Quote:
Originally Posted by Boilerplate4U
What I meant is that many of the older variants are far too complex in their structure to find the central thread.
|
Which are you looking at? They all basically come down to the identify method building a search query, running it and examining the results to find the matching books. Then they get the full details for each of the matches.
The complications come in the form of how to to that search and if you need to try various searches. Most will check for an identifier for the site, then an ISBN and then do a search with title and author and possibly a title only search if that makes sense for the site.
But, the interface is described in the calibre source code calibre/ebooks/metadata/sources/base.py.
Quote:
It seems like the api documents would need some simple "howtos" that explain the basic process.
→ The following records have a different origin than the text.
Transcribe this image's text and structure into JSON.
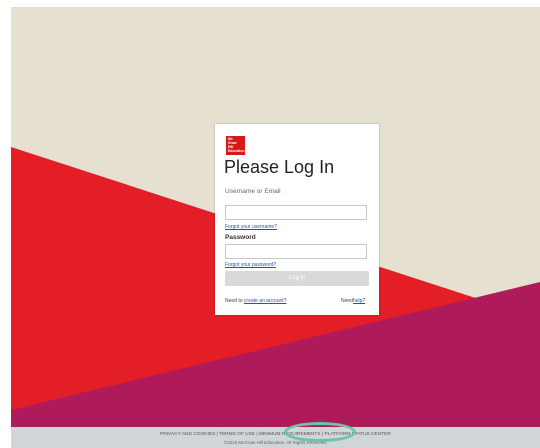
{
  "login": {
    "logo_text": "Mc\nGraw\nHill\nEducation",
    "title": "Please Log In",
    "username_label": "Username or Email",
    "username_value": "",
    "forgot_username": "Forgot your username?",
    "password_label": "Password",
    "password_value": "",
    "forgot_password": "Forgot your password?",
    "login_button": "Log In",
    "need_to": "Need to",
    "create_account": "create an account?",
    "need": "Need",
    "help": "help?"
  },
  "footer": {
    "privacy": "PRIVACY AND COOKIES",
    "terms": "TERMS OF USE",
    "min_req": "MINIMUM REQUIREMENTS",
    "platform": "PLATFORM STATUS CENTER",
    "sep": "|",
    "copyright": "©2018 McGraw-Hill Education. All Rights Reserved."
  },
  "colors": {
    "background_beige": "#e5e0cf",
    "red": "#e31e26",
    "magenta": "#ae1a5a",
    "annotation": "#6fc1a8"
  }
}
Some simple source code templates would be useful as well.
|
Honestly, I don't think a simple source code would help. Because it isn't simple. And it would need a simple site to scrape for it to be useful. And those do not exist. And writing anything like this means someone has to have time. I don't think that there have been enough people interested in writing the metadata source plugins, or even possible sources, to make more extensive documentation worth it. The people who are doing these plugins
Quote:
Scraping content using xpath is quite easy nowadays when you have helper tools like xPather.com and Google Xpath Helper.
|
I'll have to have a look at these the next time a site changes and I have to fix it.
Quote:
Some of the lager content sites I'm going to use also offer api:s like marcxml/marc21 and json-ld which makes things a lot easier.
|
Exactly what sort of metadata are you trying to get???????? I'm sure it is a typo, but...
What sites are you looking at? I am a bit surprised that there are large ebook sites that do not already have metadata source plugins. Unless they are non-English sites. Or maybe very specialise repositories.
You might also find problems with sites that offer APIs if they need any sort of authentication. If you are doing this for personal use, it probably won't be an issue. But, some of the sites will either limit the access based on a developer key or need individual access and that makes them harder for the general user use.
Quote:
When I have some time, I gonna fix a basic HOWTO together with a corresponding code example for future references and put it on github.
Btw, do you know if the metadata plugins are running in parallel or in series (ie when multiple plugins are activated) ??
|
The different sources are run in parallel. There is no interaction between each of them. They return results that calibre then handles.